Word Laces is a word puzzle game that I like for new readers because it helps with spelling and offers all the hints you want without any penalty.
You also can’t go wrong with Rayman. He has always been surprisingly comfortable on the phone.
RING FIT ADVENTURE
Platform: Nintendo Switch
The Wii became one of the top 10 best-selling video game consoles of all time thanks in part to how it encouraged kids to move, which was attractive to parents.
They could either buy an Xbox 360 with all those shooty-shooty gun games, or they could buy the one that made their kid stand up and pantomime the act of bowling.
That latter option was also cheaper. As a parent who plays video games, I like the idea of my kid playing something that makes them move, but I also recognise the fun-value of a game where you just sit down, motionless, and get lost in an interactive world.
Ring Fit Adventure is on this list not because it encourages my kid to move around and work up a sweat (which is a nice bonus), but rather because the video game side of it is engaging and interesting.
Rumour has it the game was built using Zelda: Breath of the Wild’s engine. That fact is difficult to verify because Nintendo doesn’t love to share those kinds of insider secrets, but I am a believer.
The world’s grass sways in similar ways, the colours are bright and inviting, and it just makes the world of Ring Fit Adventure an exciting place to visit. My kid and I are competing to see who can make more progress, and she is winning thanks to the energetic vibrancy of her youth. (That and she’s playing at a lower difficulty.)
UNTITLED GOOSE GAME
Platform: Nintendo Switch, PC
House House’s bizarre waterfowl simulator has moved beyond obscure indie game thanks to its online ubiquity and consistent spot in the top-selling games list on Switch.
It also bears the new mark of success that every video game aspires to: tweets from Chrissy Teigen.
All of that success and praise is helped by Untitled Goose Game’s meme potential, but it’s also a fun game, and an especially good one for playing with kids.
You can’t play co-op, but it’s great for passing the controller and solving puzzles together, and you don’t have to solve every puzzle to complete the game.
You also never enter a fail-state, which means even if you mess up, you never have to leave the game.
Nothing frustrates a young player (or a cool adult) more than having to start something over just because you can’t figure it out right away.
LUIGI’S MANSION 3
Platform: Nintendo Switch
My wife and daughter basically marathoned Luigi’s Mansion 3 over the course of a weekend and I am jealous they got to experience the game together while I just hung out pretending I was part of their cool ghost-hunting crew.

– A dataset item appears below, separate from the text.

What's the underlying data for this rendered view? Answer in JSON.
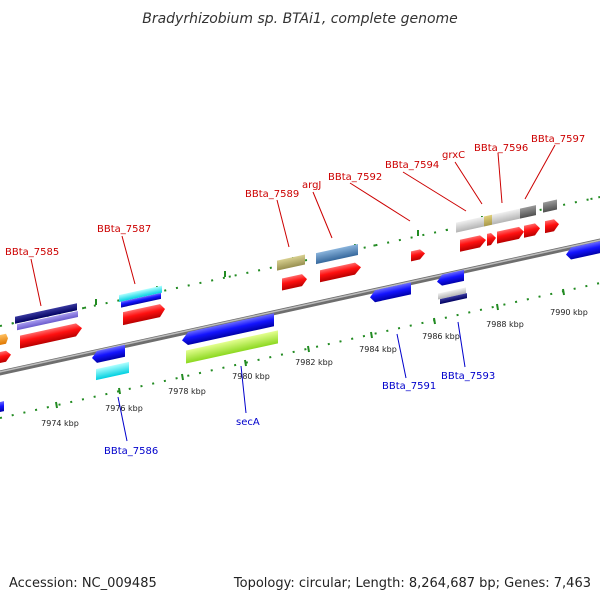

Luigi’s Mansion 3 is a puzzle game with occasional ghost-catching combat. You have to play for a little while to unlock Gooigi (Luigi’s clone made of goo that can travel through vents and pipes), but once you do, you can control Luigi, while your young partner handles goo duty.
Gooigi is genuinely helpful, and also basically invincible so there is no downside to having him around and there are plenty of opportunities to solve puzzles and fight ghosts together. The boss battles represent an occasional difficulty spike, which can be frustrating, but there is probably a lesson for kids about overcoming obstacles or something hidden in there.
SKY: CHILDREN OF THE LIGHT
As a cynical adult video game person, I have issues personal to me about Thatgamecompany’s follow-up to Journey. I don’t like that it is currently only available on a platform where my fingers get in the way of the impressive visuals and I don’t like the microtransactions.
But with those caveats in place, Sky is a great free-to-download cooperative experience. The story shows and doesn’t tell, which is great for young players, and when the going occasionally gets tough, you can literally grab your kid by the hand and shepherd them to the next destination.
The finale is dark and moving, but it’s the kind of entertainment experience where you come out from the darkness happy and optimistic about the future of humanity. Those pesky microtransactions are also, thankfully, very easy to ignore.